A woman holds a sign in protest after a rally for Republican Presidential candidate Donald Trump at the Peabody Opera House on March 11, 2016 in St. Louis, Missouri. Credit: Getty Images / Michael B. Thomas

Dear President-elect Donald Trump:

You and I are very different. You are extraordinarily wealthy, and I am not. I am a Muslim, and you are a Protestant. You are now president-elect of the United States, and I am simply an attorney in private practice.

But we are both Americans, and we both love America. We are both in the position of serving the nation that we love: me by defending the Constitution in court and you by having the great responsibility of leading our nation for the next four years.

Perhaps most important, we are both fathers who love our children and family dearly, so both of us must be concerned that within two days of your election, Muslim American women wearing hijab are being accosted on the streets of America.

I am sure you don’t remember, but we met long ago, when I was in business school.

I have long admired your business background, and I became one of the few Muslim Americans who supported you early on in your campaign. I supported you then because, in addition to your experience as a businessman, I also admired how, like my immigrant Indian family of hardworking professionals, you took on an establishment that you believed was crooked, rigged and in dire need of reconstruction.

Unfortunately, after terrifying my daughter, my family and my community with your surprisingly xenophobic comments about Muslims and other minorities, you made it impossible for me to continue to support you.

In case you don’t already know, Muslim Americans share several values Republicans hold dear: family values, a conservative approach to fiscal and tax matters, issues related to abortion and traditional marriage, to name a few.

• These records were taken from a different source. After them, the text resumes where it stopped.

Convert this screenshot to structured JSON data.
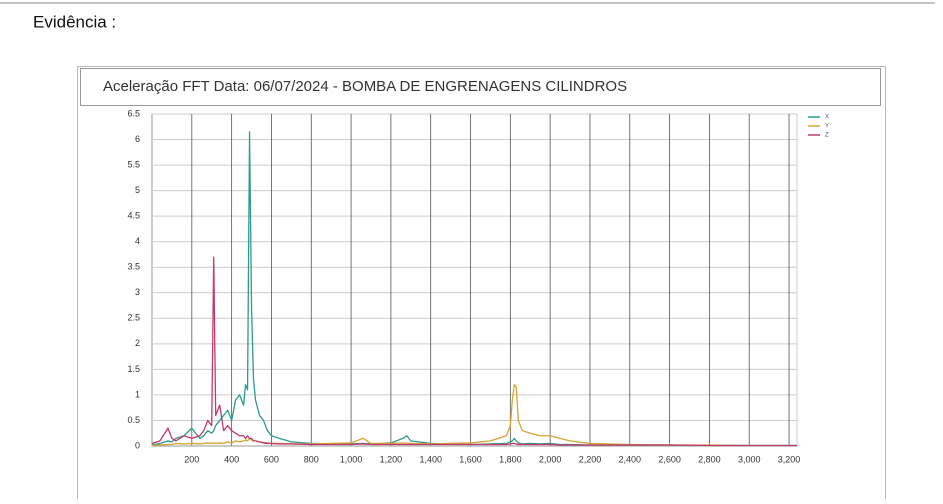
{
  "heading": "Evidência :",
  "chart_data": {
    "type": "line",
    "title": "Aceleração FFT Data: 06/07/2024 - BOMBA DE ENGRENAGENS CILINDROS",
    "x": [
      0,
      40,
      80,
      100,
      120,
      160,
      200,
      240,
      260,
      280,
      300,
      310,
      320,
      340,
      360,
      380,
      400,
      420,
      440,
      460,
      470,
      480,
      490,
      500,
      510,
      520,
      540,
      560,
      580,
      600,
      640,
      700,
      800,
      900,
      1000,
      1060,
      1100,
      1200,
      1260,
      1280,
      1300,
      1400,
      1500,
      1600,
      1700,
      1780,
      1800,
      1810,
      1820,
      1830,
      1840,
      1860,
      1900,
      1950,
      2000,
      2050,
      2100,
      2200,
      2400,
      2600,
      2800,
      3000,
      3200,
      3240
    ],
    "series": [
      {
        "name": "X",
        "color": "#2f9a8c",
        "values": [
          0.02,
          0.05,
          0.1,
          0.08,
          0.15,
          0.2,
          0.35,
          0.15,
          0.2,
          0.3,
          0.25,
          0.3,
          0.4,
          0.5,
          0.6,
          0.7,
          0.5,
          0.9,
          1.0,
          0.8,
          1.2,
          1.1,
          6.15,
          2.7,
          1.3,
          0.9,
          0.6,
          0.5,
          0.3,
          0.2,
          0.15,
          0.08,
          0.05,
          0.04,
          0.04,
          0.05,
          0.04,
          0.06,
          0.15,
          0.2,
          0.1,
          0.05,
          0.04,
          0.03,
          0.04,
          0.05,
          0.08,
          0.1,
          0.15,
          0.1,
          0.06,
          0.04,
          0.05,
          0.04,
          0.05,
          0.03,
          0.03,
          0.02,
          0.02,
          0.02,
          0.01,
          0.01,
          0.01,
          0.01
        ]
      },
      {
        "name": "Y",
        "color": "#d4a533",
        "values": [
          0.01,
          0.02,
          0.03,
          0.03,
          0.05,
          0.04,
          0.05,
          0.04,
          0.05,
          0.06,
          0.05,
          0.06,
          0.05,
          0.06,
          0.05,
          0.08,
          0.06,
          0.1,
          0.08,
          0.1,
          0.12,
          0.1,
          0.15,
          0.12,
          0.1,
          0.1,
          0.08,
          0.07,
          0.06,
          0.05,
          0.05,
          0.04,
          0.04,
          0.05,
          0.06,
          0.15,
          0.05,
          0.05,
          0.06,
          0.05,
          0.05,
          0.04,
          0.05,
          0.06,
          0.1,
          0.2,
          0.4,
          0.9,
          1.2,
          1.15,
          0.5,
          0.3,
          0.25,
          0.2,
          0.2,
          0.15,
          0.1,
          0.05,
          0.03,
          0.02,
          0.02,
          0.01,
          0.01,
          0.01
        ]
      },
      {
        "name": "Z",
        "color": "#c3396f",
        "values": [
          0.05,
          0.1,
          0.35,
          0.15,
          0.1,
          0.2,
          0.15,
          0.2,
          0.3,
          0.5,
          0.4,
          3.7,
          0.6,
          0.8,
          0.3,
          0.4,
          0.3,
          0.25,
          0.2,
          0.2,
          0.15,
          0.2,
          0.15,
          0.15,
          0.1,
          0.1,
          0.08,
          0.06,
          0.05,
          0.05,
          0.04,
          0.04,
          0.03,
          0.03,
          0.03,
          0.04,
          0.03,
          0.03,
          0.03,
          0.03,
          0.03,
          0.03,
          0.03,
          0.03,
          0.03,
          0.03,
          0.04,
          0.05,
          0.05,
          0.04,
          0.03,
          0.03,
          0.03,
          0.03,
          0.03,
          0.02,
          0.02,
          0.02,
          0.02,
          0.02,
          0.01,
          0.01,
          0.01,
          0.01
        ]
      }
    ],
    "xlim": [
      0,
      3240
    ],
    "xticks": [
      200,
      400,
      600,
      800,
      {
        "value": 1000,
        "label": "1,000"
      },
      {
        "value": 1200,
        "label": "1,200"
      },
      {
        "value": 1400,
        "label": "1,400"
      },
      {
        "value": 1600,
        "label": "1,600"
      },
      {
        "value": 1800,
        "label": "1,800"
      },
      {
        "value": 2000,
        "label": "2,000"
      },
      {
        "value": 2200,
        "label": "2,200"
      },
      {
        "value": 2400,
        "label": "2,400"
      },
      {
        "value": 2600,
        "label": "2,600"
      },
      {
        "value": 2800,
        "label": "2,800"
      },
      {
        "value": 3000,
        "label": "3,000"
      },
      {
        "value": 3200,
        "label": "3,200"
      }
    ],
    "ylim": [
      0,
      6.5
    ],
    "yticks": [
      0,
      0.5,
      1,
      1.5,
      2,
      2.5,
      3,
      3.5,
      4,
      4.5,
      5,
      5.5,
      6,
      6.5
    ],
    "grid": true,
    "legend": "top-right"
  }
}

American Muslims hail from all over the world and your prior anti-Muslim campaign rhetoric indicated to us that candidate Trump was not ready for prime time. How could President Trump represent all Americans when he failed to realize the importance of countries American Muslims emigrated from and maintain deep ties to? How could President Trump ever maintain any credibility with Muslim world leaders if he should ever need to negotiate with them? What about the negative impact the trillions of dollars we trade with these Muslim countries could have on our national economy if President Trump were so reckless that he were to put this in jeopardy with his hateful rhetoric?

Though these questions still linger, objectively, it would be disingenuous of my community and me to ignore your amazing accomplishment in overcoming all obstacles and winning the 2016 election and for this, we congratulate you and your family.

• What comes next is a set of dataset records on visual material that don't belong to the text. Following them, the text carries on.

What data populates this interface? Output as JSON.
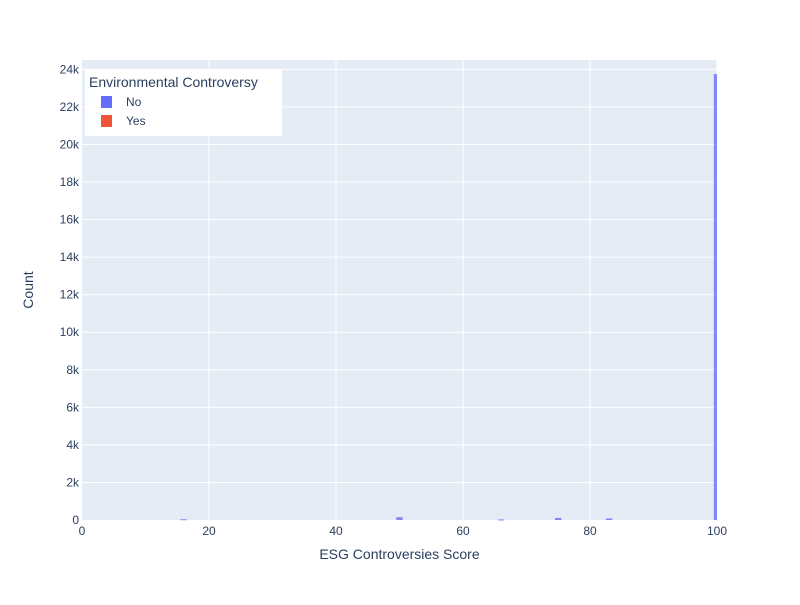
{
  "chart_data": {
    "type": "bar",
    "xlabel": "ESG Controversies Score",
    "ylabel": "Count",
    "xlim": [
      0,
      100
    ],
    "ylim": [
      0,
      24500
    ],
    "x_ticks": [
      {
        "value": 0,
        "label": "0"
      },
      {
        "value": 20,
        "label": "20"
      },
      {
        "value": 40,
        "label": "40"
      },
      {
        "value": 60,
        "label": "60"
      },
      {
        "value": 80,
        "label": "80"
      },
      {
        "value": 100,
        "label": "100"
      }
    ],
    "y_ticks": [
      {
        "value": 0,
        "label": "0"
      },
      {
        "value": 2000,
        "label": "2k"
      },
      {
        "value": 4000,
        "label": "4k"
      },
      {
        "value": 6000,
        "label": "6k"
      },
      {
        "value": 8000,
        "label": "8k"
      },
      {
        "value": 10000,
        "label": "10k"
      },
      {
        "value": 12000,
        "label": "12k"
      },
      {
        "value": 14000,
        "label": "14k"
      },
      {
        "value": 16000,
        "label": "16k"
      },
      {
        "value": 18000,
        "label": "18k"
      },
      {
        "value": 20000,
        "label": "20k"
      },
      {
        "value": 22000,
        "label": "22k"
      },
      {
        "value": 24000,
        "label": "24k"
      }
    ],
    "bin_width": 1,
    "grid": true,
    "legend": {
      "title": "Environmental Controversy",
      "placement": "top-left"
    },
    "series": [
      {
        "name": "No",
        "color": "#636efa",
        "bins": [
          {
            "x": 16,
            "count": 40
          },
          {
            "x": 50,
            "count": 150
          },
          {
            "x": 66,
            "count": 30
          },
          {
            "x": 75,
            "count": 110
          },
          {
            "x": 83,
            "count": 80
          },
          {
            "x": 100,
            "count": 23750
          }
        ]
      },
      {
        "name": "Yes",
        "color": "#ef553b",
        "bins": []
      }
    ]
  }
}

We also thank you for now balancing your pre-election faux pas with your election night speech in which you said you now “want to tell the world community that while we will always put America’s interests first, we will deal fairly with everyone, with everyone. All people and all other nations. We will seek common ground, not hostility, partnership, not conflict.”

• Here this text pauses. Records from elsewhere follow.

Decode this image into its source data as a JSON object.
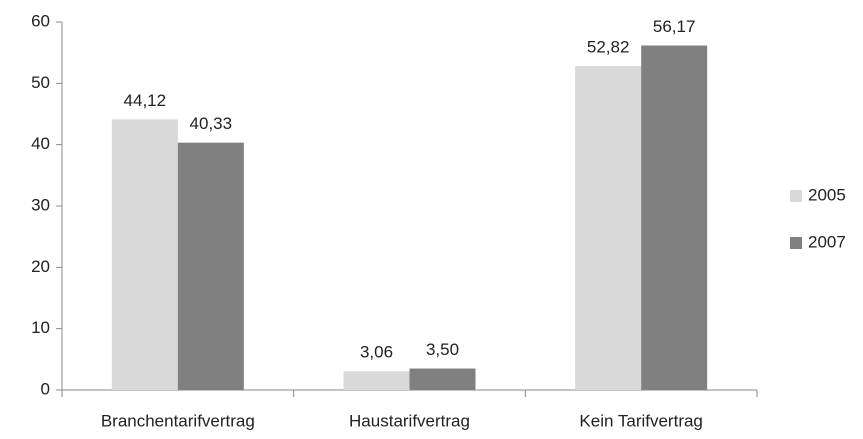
{
  "chart_data": {
    "type": "bar",
    "categories": [
      "Branchentarifvertrag",
      "Haustarifvertrag",
      "Kein Tarifvertrag"
    ],
    "series": [
      {
        "name": "2005",
        "color": "#d9d9d9",
        "values": [
          44.12,
          3.06,
          52.82
        ],
        "value_labels": [
          "44,12",
          "3,06",
          "52,82"
        ]
      },
      {
        "name": "2007",
        "color": "#808080",
        "values": [
          40.33,
          3.5,
          56.17
        ],
        "value_labels": [
          "40,33",
          "3,50",
          "56,17"
        ]
      }
    ],
    "ylim": [
      0,
      60
    ],
    "yticks": [
      0,
      10,
      20,
      30,
      40,
      50,
      60
    ],
    "grid": false,
    "legend": "right"
  }
}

Though my 9-year-old daughter is terrified that your presidency somehow means she must move out of the United States, where she was born, I have advised her that you have earned the right to lead our nation as president of all Americans. I have asked my daughter to take comfort in your assurance that “now it is time for America to bind the wounds of division, have to get together, to all Republicans and Democrats and independents across this nation I say it is time for us to come together as one united people. It’s time. I pledge to every citizen of our land that I will be president for all of Americans, and this is so important to me.”

As my family and I are among the millions of American citizens in the electorate, please let us be among the first in the Muslim-American community to graciously accept the olive branch you extended during your acceptance speech on election night.

My family, my community and I would very much like to believe you when you said that "for those who have chosen not to support me in the past, of which there were a few people, I’m reaching out to you for your guidance and your help so that we can work together and unify our great country…Working together we will begin the urgent task of rebuilding our nation and renewing the American dream."

To me, these are the words of a leader with tremendous potential. Please understand that your fellow citizens who originally felt insulted by your harsh and painful words are now frightened, confused and feel disenfranchised in your post-election afterglow. They need you to be forceful and repetitive in your assurances that they are fully included in President Trump’s America and that they will be as welcomed, cherished and protected as those in your own family and inner circle.

Most important, we need you to immediately put all the words that you expressed on election night into consistent and sincere action. Our nation and its citizens deserve nothing less from their new president.

Arshad Majid, a former prosecutor, is a civil rights attorney and adjunct professor of law at the Touro College Law Center.